The Austin A30 & A35 had the "knob on the dash" but that was a bit of an outlier.tggzzz wrote: ↑Tue Apr 30, 2024 1:00 pm The nearest I saw to that was a 3-position knob on the dashboard, left-off-right. The knob stayed in one place; it didn't move in 1ft radius circles when you changed direction!
It is enlightening to watch old 1960s TV programmes, to see just how empty the roads were back then.
What I was thinking about was something which was pretty much endemic in early 1950s Brit cars. It was more "high tech" as it was self cancelling!
I think the "empty road" effect was a bit of a Brit thing, as back in the day, you had a decent public transport system, & most people seemed to just keep their cars "for a pet", only taking it out on the weekends, or at least that was the case in Southampton in 1971when I spent time there.

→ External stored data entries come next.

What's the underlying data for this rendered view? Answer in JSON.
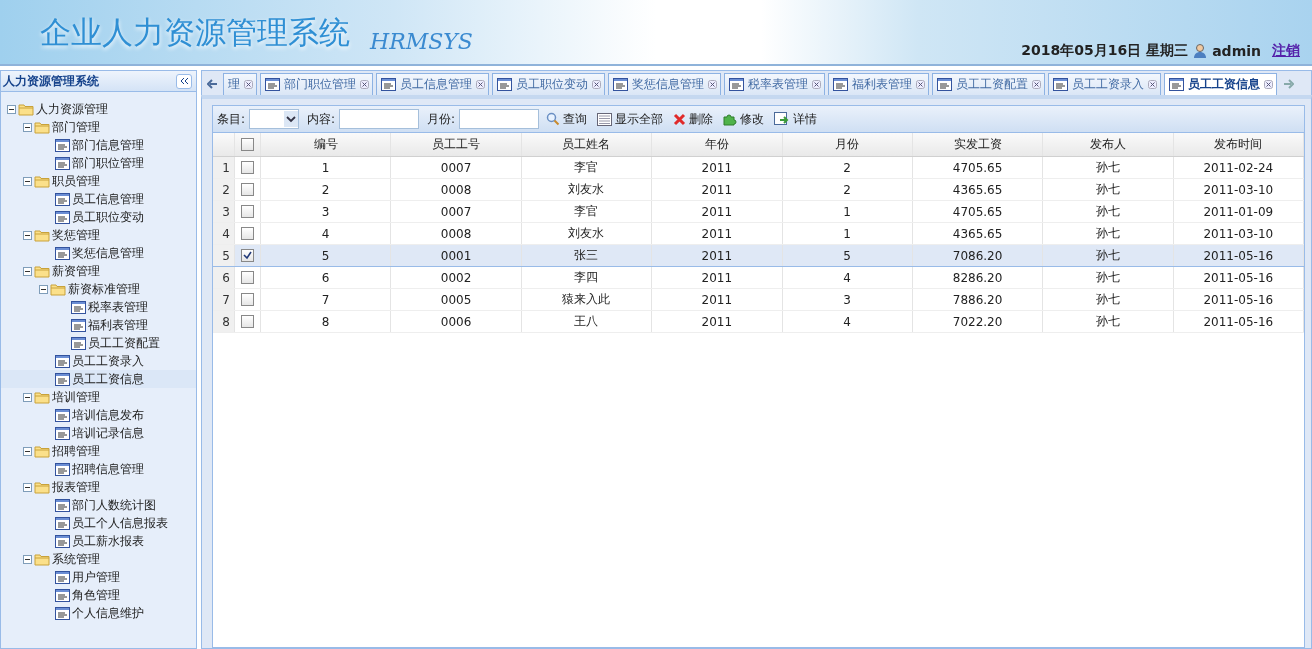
{
  "header": {
    "title": "企业人力资源管理系统",
    "subtitle": "HRMSYS",
    "date": "2018年05月16日 星期三",
    "user": "admin",
    "logout": "注销"
  },
  "sidebar": {
    "title": "人力资源管理系统",
    "tree": [
      {
        "label": "人力资源管理",
        "expanded": true,
        "children": [
          {
            "label": "部门管理",
            "expanded": true,
            "children": [
              {
                "label": "部门信息管理",
                "selected": false
              },
              {
                "label": "部门职位管理",
                "selected": false
              }
            ]
          },
          {
            "label": "职员管理",
            "expanded": true,
            "children": [
              {
                "label": "员工信息管理",
                "selected": false
              },
              {
                "label": "员工职位变动",
                "selected": false
              }
            ]
          },
          {
            "label": "奖惩管理",
            "expanded": true,
            "children": [
              {
                "label": "奖惩信息管理",
                "selected": false
              }
            ]
          },
          {
            "label": "薪资管理",
            "expanded": true,
            "children": [
              {
                "label": "薪资标准管理",
                "expanded": true,
                "children": [
                  {
                    "label": "税率表管理",
                    "selected": false
                  },
                  {
                    "label": "福利表管理",
                    "selected": false
                  },
                  {
                    "label": "员工工资配置",
                    "selected": false
                  }
                ]
              },
              {
                "label": "员工工资录入",
                "selected": false
              },
              {
                "label": "员工工资信息",
                "selected": true
              }
            ]
          },
          {
            "label": "培训管理",
            "expanded": true,
            "children": [
              {
                "label": "培训信息发布",
                "selected": false
              },
              {
                "label": "培训记录信息",
                "selected": false
              }
            ]
          },
          {
            "label": "招聘管理",
            "expanded": true,
            "children": [
              {
                "label": "招聘信息管理",
                "selected": false
              }
            ]
          },
          {
            "label": "报表管理",
            "expanded": true,
            "children": [
              {
                "label": "部门人数统计图",
                "selected": false
              },
              {
                "label": "员工个人信息报表",
                "selected": false
              },
              {
                "label": "员工薪水报表",
                "selected": false
              }
            ]
          },
          {
            "label": "系统管理",
            "expanded": true,
            "children": [
              {
                "label": "用户管理",
                "selected": false
              },
              {
                "label": "角色管理",
                "selected": false
              },
              {
                "label": "个人信息维护",
                "selected": false
              }
            ]
          }
        ]
      }
    ]
  },
  "tabs": [
    {
      "label": "理",
      "selected": false
    },
    {
      "label": "部门职位管理",
      "selected": false
    },
    {
      "label": "员工信息管理",
      "selected": false
    },
    {
      "label": "员工职位变动",
      "selected": false
    },
    {
      "label": "奖惩信息管理",
      "selected": false
    },
    {
      "label": "税率表管理",
      "selected": false
    },
    {
      "label": "福利表管理",
      "selected": false
    },
    {
      "label": "员工工资配置",
      "selected": false
    },
    {
      "label": "员工工资录入",
      "selected": false
    },
    {
      "label": "员工工资信息",
      "selected": true
    }
  ],
  "toolbar": {
    "fields": [
      {
        "label": "条目:",
        "kind": "select"
      },
      {
        "label": "内容:",
        "kind": "text"
      },
      {
        "label": "月份:",
        "kind": "text"
      }
    ],
    "buttons": [
      "查询",
      "显示全部",
      "删除",
      "修改",
      "详情"
    ]
  },
  "table": {
    "all_checked": false,
    "columns": [
      "编号",
      "员工工号",
      "员工姓名",
      "年份",
      "月份",
      "实发工资",
      "发布人",
      "发布时间"
    ],
    "rows": [
      {
        "index": "1",
        "checked": false,
        "cells": [
          "1",
          "0007",
          "李官",
          "2011",
          "2",
          "4705.65",
          "孙七",
          "2011-02-24"
        ]
      },
      {
        "index": "2",
        "checked": false,
        "cells": [
          "2",
          "0008",
          "刘友水",
          "2011",
          "2",
          "4365.65",
          "孙七",
          "2011-03-10"
        ]
      },
      {
        "index": "3",
        "checked": false,
        "cells": [
          "3",
          "0007",
          "李官",
          "2011",
          "1",
          "4705.65",
          "孙七",
          "2011-01-09"
        ]
      },
      {
        "index": "4",
        "checked": false,
        "cells": [
          "4",
          "0008",
          "刘友水",
          "2011",
          "1",
          "4365.65",
          "孙七",
          "2011-03-10"
        ]
      },
      {
        "index": "5",
        "checked": true,
        "cells": [
          "5",
          "0001",
          "张三",
          "2011",
          "5",
          "7086.20",
          "孙七",
          "2011-05-16"
        ]
      },
      {
        "index": "6",
        "checked": false,
        "cells": [
          "6",
          "0002",
          "李四",
          "2011",
          "4",
          "8286.20",
          "孙七",
          "2011-05-16"
        ]
      },
      {
        "index": "7",
        "checked": false,
        "cells": [
          "7",
          "0005",
          "猿来入此",
          "2011",
          "3",
          "7886.20",
          "孙七",
          "2011-05-16"
        ]
      },
      {
        "index": "8",
        "checked": false,
        "cells": [
          "8",
          "0006",
          "王八",
          "2011",
          "4",
          "7022.20",
          "孙七",
          "2011-05-16"
        ]
      }
    ]
  }
}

Come Sunday & everything changed------ all those nice clean cars went out for a drive.
I remember getting stuck in an unending traffic jam one Sunday between SOTON & Bournemouth, (a distance, according to Google, of 32.2 miles), for hours.
By the time you got to Bournemouth, it was time to turn around & go back!
London was different, of course, with massive traffic on weekdays, & very little on Sundays.
I drove up one Sunday to buy some KFC, as that was one of the few places that had it back then.
The Motorway drive up was quite pleasant, & when I reached the mighty Capital, I wondered where everybody had gone!
You could have fired a cannon down The Strand without hitting anybody--- such a contrast to the weekday bustle.
The 100E Ford Popular played up on the way home, a legacy of the half a bag of sugar some clever chap had dumped in the tank a few weeks previously, but all was ultimately well.
By the way, the "Pop" had the little lever tucked behind the horn button, too!